Naps nie chaque accusation et soutient que leurs relations étaient consensuelles après qu'ils se soient rencontrés dans une boîte de nuit, suivies d'une soirée dans sa chambre, en compagnie de deux amis.
Parmi les personnes appelées à témoigner se trouvent ces deux amies, qui pourraient jouer un rôle essentiel en éclaircissant le déroulement de cette nuit. La cour s'appuiera également sur des experts pour trancher sur la question clé : l’acte sexuel était-il consenti ou non ?
Une nuit mouvementée à Paris
En octobre 2021, la plaignante, alors âgée de 21 ans, a décidé de sortir avec ses amies pour se changer les idées dans une discothèque.
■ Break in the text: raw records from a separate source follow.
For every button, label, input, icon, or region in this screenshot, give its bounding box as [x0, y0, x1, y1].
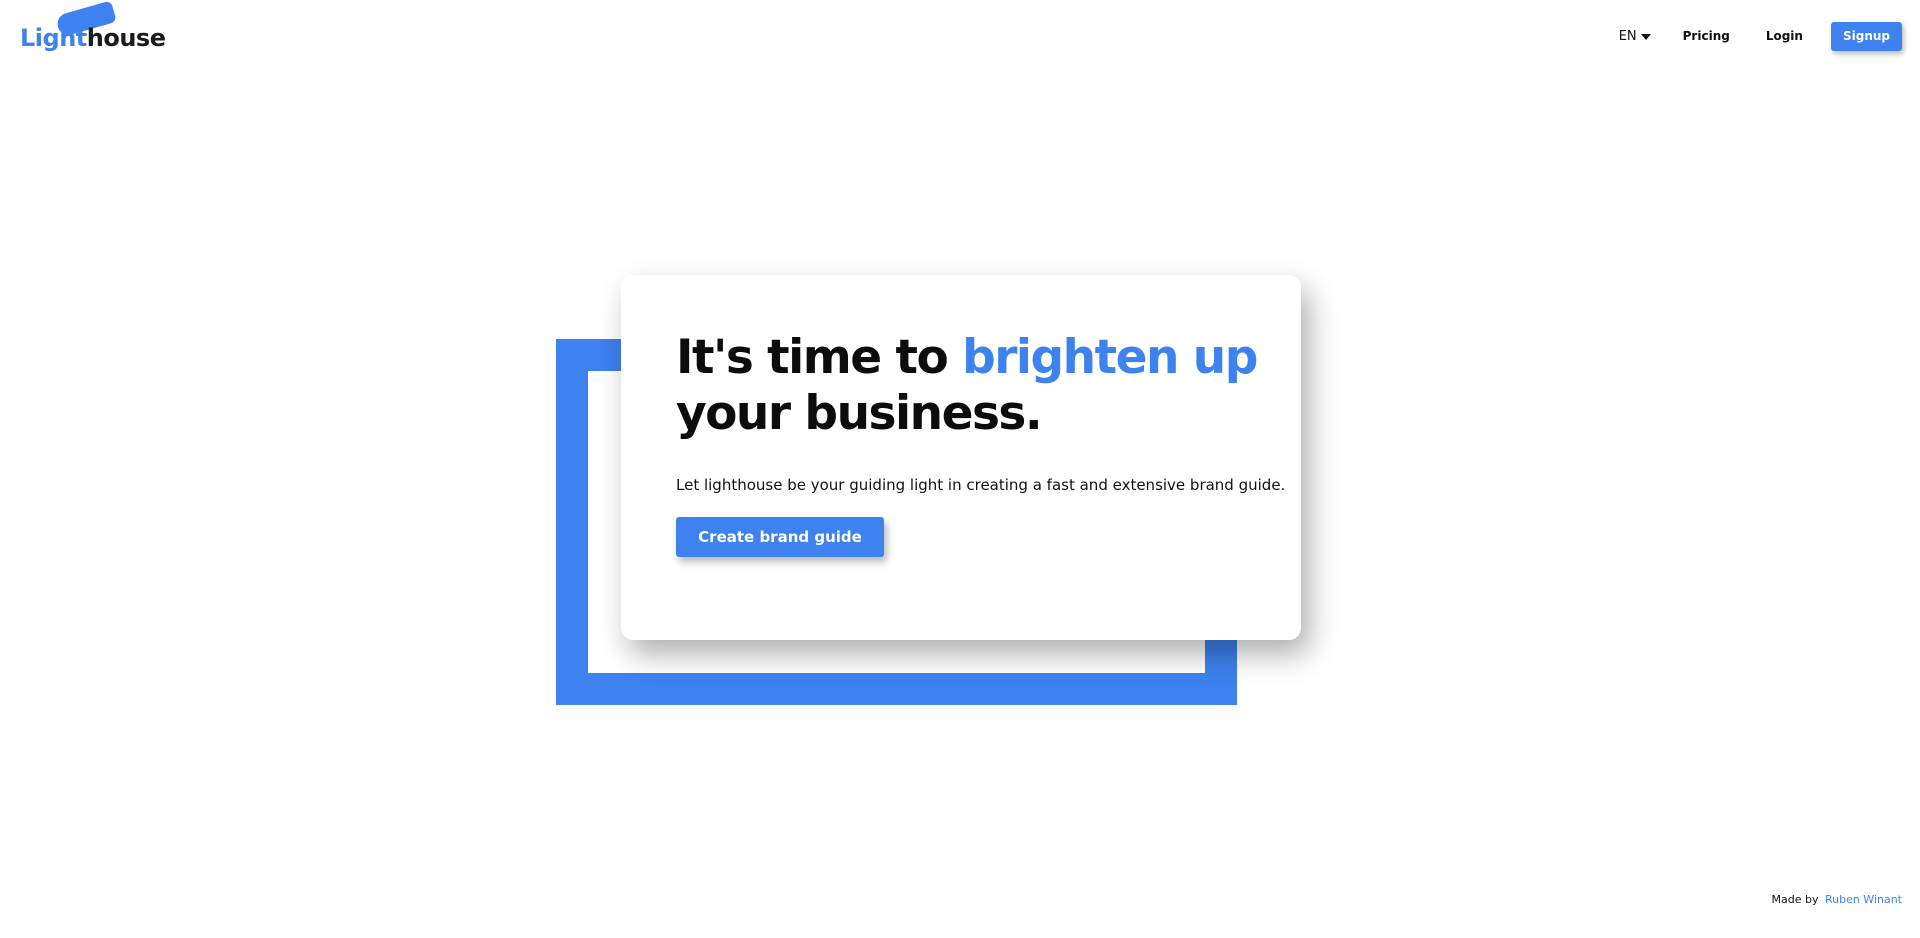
footer-prefix: Made by [1771, 893, 1819, 906]
hero-card: It's time to brighten up your business. L… [621, 275, 1301, 640]
language-dropdown[interactable]: EN [1619, 29, 1651, 44]
caret-down-icon [1640, 33, 1651, 40]
hero-headline: It's time to brighten up your business. [676, 330, 1301, 442]
logo-wordmark-house: house [86, 24, 166, 52]
create-brand-guide-button[interactable]: Create brand guide [676, 517, 884, 557]
signup-button[interactable]: Signup [1830, 21, 1902, 51]
nav-link-login[interactable]: Login [1766, 29, 1803, 43]
logo[interactable]: Lighthouse [20, 0, 166, 58]
logo-wordmark-light: Light [20, 24, 87, 52]
language-selected: EN [1618, 28, 1637, 44]
nav-link-pricing[interactable]: Pricing [1683, 29, 1730, 43]
headline-accent: brighten up [962, 330, 1258, 385]
site-header: Lighthouse EN Pricing Login Signup [0, 0, 1920, 76]
footer-credit: Made by Ruben Winant [1771, 893, 1902, 906]
hero-subtext: Let lighthouse be your guiding light in … [676, 476, 1286, 494]
logo-wordmark: Lighthouse [20, 26, 166, 50]
headline-text-start: It's time to [676, 330, 963, 385]
author-link[interactable]: Ruben Winant [1825, 893, 1902, 906]
top-nav: EN Pricing Login Signup [1619, 21, 1902, 51]
headline-text-line2: your business. [676, 386, 1043, 441]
C'est là qu'elles ont fait la connaissance de Naps, qui les a rapidement invitées à le rejoindre avec son entourage, après quoi ils ont tous décidé de poursuivre la soirée dans une chambre d'hôtel.
Malgré un cadre festif ponctué d'alcool et d'autres substances, la situation prend une tournure tragique. Selon la plaignante, elle s'est réveillée à plusieurs reprises, constatant que ses vêtements étaient manipulés, puis subissant finalement une agression.
Des accusations graves et des témoignages contradictoires
D'après des analyses, des contradictions notables émergent des récits des jeunes femmes, mais le juge a retenu des preuves à charge contre Naps, notamment des messages où la plaignante se décrit comme victime.
D'autres éléments, comme les résultats médicaux de l'examen fait après la plainte, semblent appuyer sa version des faits, renforçant la gravité de la situation pour le rappeur, qui pourrait encourir jusqu'à 20 ans de réclusion criminelle.
Naps défend son honneur
Bien qu'une analyse ADN ait révélé la présence de l'artiste, Naps maintient que l'acte était consensuel. Son avocat, Me Nabil Boudi, a exprimé la volonté de son client de défendre son honneur en toute sérénité.
En 2024, Naps a également été mis en examen dans une affaire similaire dans le Var, où plusieurs autres femmes continuent d'accuser le rappeur de violences sexuelles. Ce en raison de faits semblables se serait produits dans une autre chambre d'hôtel, posant des questions persistantes sur les comportements de l'artiste.